What these two extreme examples have in common is that in neither case does the animal contribute to the decision. The conclusion as to whether or not the life of a domestic farm or pet animal is worth living is something that we humans will make on behalf of the animal, brammbell on how we think it feels when experiencing a physical and social environment largely dictated by us.
My brief for this article was to discuss the relative validity and utility of FF and FD; the two approaches to the outline analysis of animal welfare. FD seeks to assess the impact specific and overall of the physical and social environment on the mental affective state of a sentient animal. FF with the five provisions is intended as an outcome-based approach to identify and evaluate the efficacy of specific actions necessary to bdambell well-being.
The Five Domains are clearly of use to animal behaviour and welfare scientists because they can embrace new teport and understanding, and provide pointers for new study.
An animal welfare history lesson on the Five Freedoms – MSU Extension
They can also be used for in-depth analysis of the impact of specific management practices human actions on animal welfare. For example, the FD approach has recently been used to evaluate the negative adverse welfare impacts of a range of procedures to which domestic horses may be subject, across a broad range of different contexts of equine care and training [ 14 ].

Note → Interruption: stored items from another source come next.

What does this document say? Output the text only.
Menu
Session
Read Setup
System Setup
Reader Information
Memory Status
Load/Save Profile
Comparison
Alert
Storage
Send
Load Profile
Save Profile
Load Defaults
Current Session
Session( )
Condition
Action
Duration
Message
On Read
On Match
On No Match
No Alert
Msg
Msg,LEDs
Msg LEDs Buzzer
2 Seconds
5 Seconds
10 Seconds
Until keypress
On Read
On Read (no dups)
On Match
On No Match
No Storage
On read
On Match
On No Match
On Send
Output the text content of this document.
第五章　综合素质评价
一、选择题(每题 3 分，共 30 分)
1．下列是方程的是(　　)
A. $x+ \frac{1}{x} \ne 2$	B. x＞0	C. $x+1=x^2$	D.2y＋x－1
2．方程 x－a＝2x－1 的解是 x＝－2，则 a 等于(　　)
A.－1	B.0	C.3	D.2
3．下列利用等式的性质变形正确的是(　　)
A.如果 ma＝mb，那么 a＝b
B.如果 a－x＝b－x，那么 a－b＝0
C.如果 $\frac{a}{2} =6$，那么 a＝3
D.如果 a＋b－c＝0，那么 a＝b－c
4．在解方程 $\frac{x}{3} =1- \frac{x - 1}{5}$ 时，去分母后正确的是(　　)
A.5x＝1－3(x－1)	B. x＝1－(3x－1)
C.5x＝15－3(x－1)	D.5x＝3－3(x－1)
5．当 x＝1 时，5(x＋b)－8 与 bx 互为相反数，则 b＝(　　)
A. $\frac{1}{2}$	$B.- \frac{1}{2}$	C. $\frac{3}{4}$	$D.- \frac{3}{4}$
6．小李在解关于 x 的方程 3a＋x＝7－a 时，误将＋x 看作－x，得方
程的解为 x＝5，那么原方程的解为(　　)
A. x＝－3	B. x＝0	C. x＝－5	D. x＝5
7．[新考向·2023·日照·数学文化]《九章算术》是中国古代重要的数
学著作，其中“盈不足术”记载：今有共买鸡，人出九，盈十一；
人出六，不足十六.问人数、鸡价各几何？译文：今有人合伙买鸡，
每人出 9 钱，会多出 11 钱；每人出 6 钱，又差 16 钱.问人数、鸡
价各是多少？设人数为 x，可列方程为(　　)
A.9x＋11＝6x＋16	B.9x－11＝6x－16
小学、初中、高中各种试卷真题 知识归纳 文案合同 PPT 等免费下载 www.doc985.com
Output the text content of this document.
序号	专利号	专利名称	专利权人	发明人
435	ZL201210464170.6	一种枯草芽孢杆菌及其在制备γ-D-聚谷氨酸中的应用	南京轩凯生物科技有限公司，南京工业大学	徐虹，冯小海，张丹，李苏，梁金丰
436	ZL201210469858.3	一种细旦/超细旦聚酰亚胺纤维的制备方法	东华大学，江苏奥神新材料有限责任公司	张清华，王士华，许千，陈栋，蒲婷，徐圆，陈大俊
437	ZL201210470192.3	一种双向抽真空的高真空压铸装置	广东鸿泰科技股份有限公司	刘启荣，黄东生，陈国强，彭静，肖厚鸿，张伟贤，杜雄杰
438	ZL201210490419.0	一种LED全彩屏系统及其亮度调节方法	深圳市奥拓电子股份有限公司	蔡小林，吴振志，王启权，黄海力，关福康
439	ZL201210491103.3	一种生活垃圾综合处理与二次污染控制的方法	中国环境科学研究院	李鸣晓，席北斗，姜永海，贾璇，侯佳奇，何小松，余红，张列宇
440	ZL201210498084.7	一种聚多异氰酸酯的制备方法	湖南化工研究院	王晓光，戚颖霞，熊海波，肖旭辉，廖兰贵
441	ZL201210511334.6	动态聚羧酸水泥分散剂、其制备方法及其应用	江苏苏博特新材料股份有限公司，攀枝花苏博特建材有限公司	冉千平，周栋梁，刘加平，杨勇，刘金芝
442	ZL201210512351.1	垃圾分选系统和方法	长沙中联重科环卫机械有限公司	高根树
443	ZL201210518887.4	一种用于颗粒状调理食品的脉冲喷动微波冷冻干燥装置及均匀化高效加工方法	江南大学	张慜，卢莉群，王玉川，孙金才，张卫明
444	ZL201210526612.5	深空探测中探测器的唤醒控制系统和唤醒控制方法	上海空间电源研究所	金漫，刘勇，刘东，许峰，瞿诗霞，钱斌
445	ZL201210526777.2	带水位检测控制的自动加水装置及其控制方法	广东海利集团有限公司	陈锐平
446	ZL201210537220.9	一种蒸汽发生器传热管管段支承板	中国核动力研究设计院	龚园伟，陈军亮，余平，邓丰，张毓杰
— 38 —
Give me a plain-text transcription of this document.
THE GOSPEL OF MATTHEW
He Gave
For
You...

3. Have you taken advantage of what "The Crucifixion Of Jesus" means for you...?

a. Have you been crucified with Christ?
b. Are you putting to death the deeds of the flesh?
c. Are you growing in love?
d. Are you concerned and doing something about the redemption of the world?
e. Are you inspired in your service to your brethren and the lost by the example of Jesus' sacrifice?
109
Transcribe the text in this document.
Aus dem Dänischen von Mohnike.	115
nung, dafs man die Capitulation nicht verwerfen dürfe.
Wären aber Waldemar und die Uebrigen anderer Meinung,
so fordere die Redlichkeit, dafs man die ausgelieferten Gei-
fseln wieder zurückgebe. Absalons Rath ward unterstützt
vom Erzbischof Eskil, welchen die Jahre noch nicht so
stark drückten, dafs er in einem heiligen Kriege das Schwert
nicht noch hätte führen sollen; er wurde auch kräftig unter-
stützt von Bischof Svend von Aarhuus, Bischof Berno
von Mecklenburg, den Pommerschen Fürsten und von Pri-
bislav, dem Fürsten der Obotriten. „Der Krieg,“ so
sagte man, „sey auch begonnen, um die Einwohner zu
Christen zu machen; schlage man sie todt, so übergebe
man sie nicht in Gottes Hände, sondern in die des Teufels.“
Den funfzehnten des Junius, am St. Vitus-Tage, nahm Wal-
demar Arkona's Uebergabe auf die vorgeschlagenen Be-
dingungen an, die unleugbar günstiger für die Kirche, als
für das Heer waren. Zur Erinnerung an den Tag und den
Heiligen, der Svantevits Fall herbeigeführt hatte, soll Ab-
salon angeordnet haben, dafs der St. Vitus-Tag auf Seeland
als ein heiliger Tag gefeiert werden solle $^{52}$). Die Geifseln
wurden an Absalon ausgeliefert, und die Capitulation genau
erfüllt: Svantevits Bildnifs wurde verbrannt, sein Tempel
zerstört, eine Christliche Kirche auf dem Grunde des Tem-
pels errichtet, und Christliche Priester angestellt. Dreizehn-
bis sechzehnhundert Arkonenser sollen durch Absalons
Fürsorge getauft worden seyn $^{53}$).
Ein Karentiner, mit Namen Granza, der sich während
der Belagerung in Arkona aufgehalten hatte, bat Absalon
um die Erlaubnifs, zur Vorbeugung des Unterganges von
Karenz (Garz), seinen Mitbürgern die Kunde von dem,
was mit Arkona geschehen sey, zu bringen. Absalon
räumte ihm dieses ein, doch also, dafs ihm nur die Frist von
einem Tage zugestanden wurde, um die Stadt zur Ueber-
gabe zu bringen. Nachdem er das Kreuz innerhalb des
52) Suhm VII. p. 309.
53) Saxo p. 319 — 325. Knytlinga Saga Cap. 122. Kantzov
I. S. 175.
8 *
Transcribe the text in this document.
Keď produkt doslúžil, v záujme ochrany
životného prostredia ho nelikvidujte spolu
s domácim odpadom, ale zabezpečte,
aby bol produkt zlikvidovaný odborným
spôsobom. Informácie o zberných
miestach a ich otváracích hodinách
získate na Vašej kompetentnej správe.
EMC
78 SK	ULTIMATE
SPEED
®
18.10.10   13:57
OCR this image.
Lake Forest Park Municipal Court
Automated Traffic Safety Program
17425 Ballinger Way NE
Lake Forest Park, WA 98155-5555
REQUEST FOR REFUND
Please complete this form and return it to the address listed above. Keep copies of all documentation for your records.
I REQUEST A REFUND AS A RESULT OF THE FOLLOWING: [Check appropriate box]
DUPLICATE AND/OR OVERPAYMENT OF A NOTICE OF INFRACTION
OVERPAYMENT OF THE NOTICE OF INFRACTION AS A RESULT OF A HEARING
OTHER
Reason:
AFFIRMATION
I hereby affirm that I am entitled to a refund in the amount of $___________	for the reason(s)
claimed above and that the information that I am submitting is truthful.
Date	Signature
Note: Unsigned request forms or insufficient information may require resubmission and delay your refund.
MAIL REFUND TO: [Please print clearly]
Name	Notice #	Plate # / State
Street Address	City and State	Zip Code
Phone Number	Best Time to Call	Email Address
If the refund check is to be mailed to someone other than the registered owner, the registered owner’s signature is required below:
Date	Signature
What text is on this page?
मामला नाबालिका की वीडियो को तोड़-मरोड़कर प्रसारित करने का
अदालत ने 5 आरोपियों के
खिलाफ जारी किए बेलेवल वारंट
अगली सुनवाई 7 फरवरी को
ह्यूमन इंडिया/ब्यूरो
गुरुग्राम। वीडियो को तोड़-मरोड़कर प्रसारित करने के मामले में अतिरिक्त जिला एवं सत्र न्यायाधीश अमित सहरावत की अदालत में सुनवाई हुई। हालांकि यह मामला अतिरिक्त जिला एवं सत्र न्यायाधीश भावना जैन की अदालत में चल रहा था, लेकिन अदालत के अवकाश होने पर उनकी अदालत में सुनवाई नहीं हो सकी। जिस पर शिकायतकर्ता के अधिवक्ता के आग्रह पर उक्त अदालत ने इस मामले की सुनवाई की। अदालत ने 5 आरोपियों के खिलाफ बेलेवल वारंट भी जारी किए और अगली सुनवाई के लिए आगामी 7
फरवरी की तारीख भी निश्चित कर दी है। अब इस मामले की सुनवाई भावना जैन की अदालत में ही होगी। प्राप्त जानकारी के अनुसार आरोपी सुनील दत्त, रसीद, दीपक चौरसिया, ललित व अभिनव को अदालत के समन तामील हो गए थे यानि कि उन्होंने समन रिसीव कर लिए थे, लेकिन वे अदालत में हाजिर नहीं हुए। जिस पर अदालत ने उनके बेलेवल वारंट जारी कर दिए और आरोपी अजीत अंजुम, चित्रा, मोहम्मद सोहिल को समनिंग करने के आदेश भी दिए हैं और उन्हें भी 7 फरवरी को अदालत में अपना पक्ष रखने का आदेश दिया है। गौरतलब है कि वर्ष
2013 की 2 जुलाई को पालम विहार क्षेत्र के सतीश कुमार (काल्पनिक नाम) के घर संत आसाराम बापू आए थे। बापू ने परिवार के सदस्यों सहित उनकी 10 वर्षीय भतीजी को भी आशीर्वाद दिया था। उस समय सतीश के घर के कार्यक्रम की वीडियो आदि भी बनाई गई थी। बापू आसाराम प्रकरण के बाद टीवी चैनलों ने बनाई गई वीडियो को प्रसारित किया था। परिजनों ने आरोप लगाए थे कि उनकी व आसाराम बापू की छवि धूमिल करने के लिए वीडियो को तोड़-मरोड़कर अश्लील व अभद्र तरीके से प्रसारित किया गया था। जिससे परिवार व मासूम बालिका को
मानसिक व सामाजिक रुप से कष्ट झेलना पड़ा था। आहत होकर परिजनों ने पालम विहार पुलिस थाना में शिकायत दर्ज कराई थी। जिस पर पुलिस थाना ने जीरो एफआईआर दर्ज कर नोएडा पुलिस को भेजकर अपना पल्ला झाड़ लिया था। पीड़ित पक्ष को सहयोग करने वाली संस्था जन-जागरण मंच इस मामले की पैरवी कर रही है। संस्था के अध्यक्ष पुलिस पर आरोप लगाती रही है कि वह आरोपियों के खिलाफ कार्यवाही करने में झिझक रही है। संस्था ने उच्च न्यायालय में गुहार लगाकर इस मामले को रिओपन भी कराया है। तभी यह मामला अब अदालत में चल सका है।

This has been a valuable exercise. In the case of procedures that may be deemed necessary, such as castration, it encourages us to think carefully as to what constitutes both best practice and minimally acceptable practice. In this and many other examples, the FD approach provides a highly effective foundation for research and evidence-based conclusions as to the impact of the things we do on the mental state of the animals in our care. The Five Freedoms are much simpler perhaps too simple for branbell but are based on fundamental, timeless principles that do not need to be re-evaluated in the light of new research.
They do not attempt to achieve an overall picture of mental state and welfare status. They are intended as no more than a memorable set of signposts to right action. Since, so far as the animals are concerned, it is not what we think or feel but what we do that counts, I suggest that brakbell are likely to have more impact on, and be of more use to, everybody else—and that includes the animals.